7. Once everything is in a big bowl, toss with Parmesan, balsamic vinegar, pepper, and more oil if needed. Keep warm while you toast the bruschetta.
And that’s it! Grilling the romaine gives it this rich, almost cheeseburger-like taste. Also, the variations on this are endless, depending on what you have on hand and what’s seasonal. We have replaced the portabello with chicken breasts (marinated in lemon juice and garlic, grilled and sliced), and the eggplant and asparagus could be replaced with any grillable vegetable: zucchini, cauliflower, broccoli, peppers, bok choi, sweet onions, etc.
Anyway, back to the dinner! While I’ve made bruschetta before, that was more of the Western style: toasted bread topped with stuff. At it’s most basic, bruschetta is just toasted bread with garlic and olive oil. Served with the salad we just made above, this was sort of like making our own, gigantic croutons.
You will need:
* one large baguette (the kind you always see poking out of shopping bags in illustrations)
* a clove of raw garlic
* olive oil
1. Slice the baguette into slices that are about 1″ to 1.5″ thick. I cut on the bias (diagonally) to make it look pretty, but that’s not necessary.
2. After cleaning the grill, place the slices on the grill over medium heat.
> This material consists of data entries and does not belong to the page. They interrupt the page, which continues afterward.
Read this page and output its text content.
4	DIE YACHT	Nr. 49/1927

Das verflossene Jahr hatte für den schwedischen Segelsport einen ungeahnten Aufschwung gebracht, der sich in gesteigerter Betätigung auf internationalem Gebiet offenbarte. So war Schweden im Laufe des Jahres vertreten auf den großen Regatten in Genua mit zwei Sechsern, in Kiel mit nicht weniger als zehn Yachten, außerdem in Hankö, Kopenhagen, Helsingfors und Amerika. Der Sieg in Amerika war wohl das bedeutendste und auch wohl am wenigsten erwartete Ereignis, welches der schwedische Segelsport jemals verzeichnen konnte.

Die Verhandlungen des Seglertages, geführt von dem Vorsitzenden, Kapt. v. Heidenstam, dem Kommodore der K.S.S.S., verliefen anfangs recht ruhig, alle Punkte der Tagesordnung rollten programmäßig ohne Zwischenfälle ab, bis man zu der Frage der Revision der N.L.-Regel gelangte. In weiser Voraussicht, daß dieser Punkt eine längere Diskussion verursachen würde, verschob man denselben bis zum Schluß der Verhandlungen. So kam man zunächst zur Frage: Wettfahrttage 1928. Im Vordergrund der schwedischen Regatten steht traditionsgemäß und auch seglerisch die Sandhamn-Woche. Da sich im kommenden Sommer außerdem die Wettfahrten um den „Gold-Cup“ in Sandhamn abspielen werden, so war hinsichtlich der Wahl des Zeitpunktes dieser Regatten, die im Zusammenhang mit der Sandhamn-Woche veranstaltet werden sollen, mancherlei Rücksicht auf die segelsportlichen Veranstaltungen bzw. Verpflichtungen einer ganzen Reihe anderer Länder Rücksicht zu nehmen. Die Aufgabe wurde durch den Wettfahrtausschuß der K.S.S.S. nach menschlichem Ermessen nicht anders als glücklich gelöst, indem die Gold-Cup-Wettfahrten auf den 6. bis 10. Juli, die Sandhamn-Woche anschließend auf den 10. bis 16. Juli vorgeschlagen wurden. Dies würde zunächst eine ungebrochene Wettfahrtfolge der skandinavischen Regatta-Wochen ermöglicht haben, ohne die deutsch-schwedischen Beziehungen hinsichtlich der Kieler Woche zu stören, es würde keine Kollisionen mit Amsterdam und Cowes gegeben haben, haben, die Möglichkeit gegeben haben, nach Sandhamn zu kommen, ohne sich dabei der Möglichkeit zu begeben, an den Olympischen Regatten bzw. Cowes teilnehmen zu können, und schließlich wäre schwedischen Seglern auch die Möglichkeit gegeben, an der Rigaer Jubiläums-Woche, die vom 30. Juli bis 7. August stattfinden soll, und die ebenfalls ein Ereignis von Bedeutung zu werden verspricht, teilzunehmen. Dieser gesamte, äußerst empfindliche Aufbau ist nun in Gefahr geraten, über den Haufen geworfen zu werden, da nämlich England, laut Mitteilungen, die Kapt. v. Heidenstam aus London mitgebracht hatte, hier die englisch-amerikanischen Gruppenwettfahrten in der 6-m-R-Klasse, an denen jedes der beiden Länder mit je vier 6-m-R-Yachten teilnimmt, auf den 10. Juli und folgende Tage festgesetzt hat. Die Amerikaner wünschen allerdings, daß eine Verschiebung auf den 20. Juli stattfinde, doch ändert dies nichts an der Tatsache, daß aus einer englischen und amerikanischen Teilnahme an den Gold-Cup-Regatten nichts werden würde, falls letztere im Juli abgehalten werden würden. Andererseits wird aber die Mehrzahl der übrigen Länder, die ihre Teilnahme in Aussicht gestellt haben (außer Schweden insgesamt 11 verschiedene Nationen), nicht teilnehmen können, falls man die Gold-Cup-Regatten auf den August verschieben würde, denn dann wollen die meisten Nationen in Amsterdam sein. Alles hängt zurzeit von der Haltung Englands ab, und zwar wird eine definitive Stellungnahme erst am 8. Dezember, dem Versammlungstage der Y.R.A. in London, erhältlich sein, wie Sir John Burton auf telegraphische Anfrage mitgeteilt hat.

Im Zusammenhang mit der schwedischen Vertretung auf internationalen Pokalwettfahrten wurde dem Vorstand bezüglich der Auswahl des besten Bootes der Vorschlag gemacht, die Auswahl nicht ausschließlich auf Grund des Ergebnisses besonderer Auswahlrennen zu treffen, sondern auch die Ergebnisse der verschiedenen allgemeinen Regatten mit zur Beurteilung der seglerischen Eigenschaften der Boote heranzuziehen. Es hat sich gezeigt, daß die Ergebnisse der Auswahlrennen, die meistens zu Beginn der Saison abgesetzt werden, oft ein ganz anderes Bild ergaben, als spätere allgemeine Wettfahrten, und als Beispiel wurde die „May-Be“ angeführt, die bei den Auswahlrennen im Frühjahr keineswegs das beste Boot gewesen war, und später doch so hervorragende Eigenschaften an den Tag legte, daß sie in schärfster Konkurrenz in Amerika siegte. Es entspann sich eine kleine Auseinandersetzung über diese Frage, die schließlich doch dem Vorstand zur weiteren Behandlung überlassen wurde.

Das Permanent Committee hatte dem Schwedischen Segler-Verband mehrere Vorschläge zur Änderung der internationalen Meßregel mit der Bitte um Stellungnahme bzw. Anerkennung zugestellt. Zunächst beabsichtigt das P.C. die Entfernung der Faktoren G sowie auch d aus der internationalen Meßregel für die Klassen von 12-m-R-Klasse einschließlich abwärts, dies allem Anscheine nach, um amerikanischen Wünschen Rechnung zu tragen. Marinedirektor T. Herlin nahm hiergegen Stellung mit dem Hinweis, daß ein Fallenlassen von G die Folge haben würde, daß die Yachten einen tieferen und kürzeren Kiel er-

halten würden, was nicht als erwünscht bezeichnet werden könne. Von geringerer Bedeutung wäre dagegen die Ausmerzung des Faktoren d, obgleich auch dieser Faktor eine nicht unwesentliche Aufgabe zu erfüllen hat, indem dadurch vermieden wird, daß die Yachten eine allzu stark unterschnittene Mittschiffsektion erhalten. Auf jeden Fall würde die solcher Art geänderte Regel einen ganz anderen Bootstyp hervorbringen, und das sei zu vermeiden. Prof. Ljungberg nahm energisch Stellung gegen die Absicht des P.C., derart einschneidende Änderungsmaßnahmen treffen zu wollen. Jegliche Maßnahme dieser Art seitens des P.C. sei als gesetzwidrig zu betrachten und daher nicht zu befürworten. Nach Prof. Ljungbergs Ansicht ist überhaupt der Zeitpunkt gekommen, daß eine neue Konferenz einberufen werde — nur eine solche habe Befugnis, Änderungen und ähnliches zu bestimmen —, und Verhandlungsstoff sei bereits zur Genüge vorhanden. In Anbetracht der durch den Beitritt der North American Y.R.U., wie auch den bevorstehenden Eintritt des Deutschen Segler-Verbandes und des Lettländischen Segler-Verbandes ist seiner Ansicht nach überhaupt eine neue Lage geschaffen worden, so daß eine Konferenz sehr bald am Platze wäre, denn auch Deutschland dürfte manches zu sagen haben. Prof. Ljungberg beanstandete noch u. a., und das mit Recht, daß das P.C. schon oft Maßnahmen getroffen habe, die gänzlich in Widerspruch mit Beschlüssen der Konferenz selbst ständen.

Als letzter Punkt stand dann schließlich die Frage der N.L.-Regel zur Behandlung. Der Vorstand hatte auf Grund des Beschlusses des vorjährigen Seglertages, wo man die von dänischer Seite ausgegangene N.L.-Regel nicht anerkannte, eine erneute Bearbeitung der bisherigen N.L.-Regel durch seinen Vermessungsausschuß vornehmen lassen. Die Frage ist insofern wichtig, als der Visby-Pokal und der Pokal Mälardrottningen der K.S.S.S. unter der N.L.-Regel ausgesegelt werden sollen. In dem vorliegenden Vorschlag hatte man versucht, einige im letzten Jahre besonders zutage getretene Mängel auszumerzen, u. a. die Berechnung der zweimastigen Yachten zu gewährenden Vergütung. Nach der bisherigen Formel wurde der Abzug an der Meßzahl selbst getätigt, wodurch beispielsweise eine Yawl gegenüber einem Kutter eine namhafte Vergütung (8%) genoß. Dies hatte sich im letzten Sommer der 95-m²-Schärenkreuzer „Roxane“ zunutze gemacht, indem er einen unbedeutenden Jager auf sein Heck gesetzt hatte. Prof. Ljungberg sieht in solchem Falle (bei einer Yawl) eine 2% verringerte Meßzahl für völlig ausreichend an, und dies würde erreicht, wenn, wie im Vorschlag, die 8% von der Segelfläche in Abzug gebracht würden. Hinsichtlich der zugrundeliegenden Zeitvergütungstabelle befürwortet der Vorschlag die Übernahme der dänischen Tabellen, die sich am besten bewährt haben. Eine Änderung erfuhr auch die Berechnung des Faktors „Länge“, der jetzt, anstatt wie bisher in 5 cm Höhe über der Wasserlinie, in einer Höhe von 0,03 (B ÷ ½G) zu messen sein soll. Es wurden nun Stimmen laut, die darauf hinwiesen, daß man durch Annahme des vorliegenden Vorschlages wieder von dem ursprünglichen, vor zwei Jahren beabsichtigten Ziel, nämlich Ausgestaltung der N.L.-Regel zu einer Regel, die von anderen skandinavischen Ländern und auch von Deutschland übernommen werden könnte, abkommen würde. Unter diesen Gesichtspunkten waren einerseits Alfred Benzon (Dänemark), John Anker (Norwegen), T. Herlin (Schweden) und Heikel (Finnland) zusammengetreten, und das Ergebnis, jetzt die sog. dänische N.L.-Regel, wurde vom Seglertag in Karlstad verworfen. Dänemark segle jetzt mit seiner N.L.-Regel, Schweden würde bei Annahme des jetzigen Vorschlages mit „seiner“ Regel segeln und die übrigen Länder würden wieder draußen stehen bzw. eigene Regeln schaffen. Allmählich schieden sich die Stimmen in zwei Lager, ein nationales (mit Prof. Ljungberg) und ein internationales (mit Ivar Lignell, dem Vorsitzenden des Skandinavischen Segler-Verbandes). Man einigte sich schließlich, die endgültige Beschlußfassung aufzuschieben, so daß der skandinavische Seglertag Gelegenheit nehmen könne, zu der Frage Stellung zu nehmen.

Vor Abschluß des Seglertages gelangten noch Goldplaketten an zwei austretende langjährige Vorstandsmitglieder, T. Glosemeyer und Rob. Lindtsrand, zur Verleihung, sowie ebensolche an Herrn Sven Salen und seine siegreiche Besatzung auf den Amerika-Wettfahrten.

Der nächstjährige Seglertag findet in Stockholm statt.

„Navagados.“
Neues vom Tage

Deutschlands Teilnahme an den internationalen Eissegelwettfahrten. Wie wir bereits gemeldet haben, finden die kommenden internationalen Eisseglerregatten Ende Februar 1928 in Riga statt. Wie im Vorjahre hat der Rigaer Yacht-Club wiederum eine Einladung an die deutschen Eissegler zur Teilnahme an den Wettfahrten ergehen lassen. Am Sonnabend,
3. Keep a close watch on your slices! You’ll want to grill them for about a minute to a minute and a half a side. If they start to blacken it’s time to flip!
4. Peel your garlic clove and slice in half (either way, whichever is easier.)
5. After they are toasted, rub each slice on both sides with the cut side of the garlic. Then drizzle the slices generously with olive oil.
You’ll have certainly gotten your daily requirement of olive oil from this dinner, but it’s so good. None of it makes for very good leftovers, though, so plan accordingly.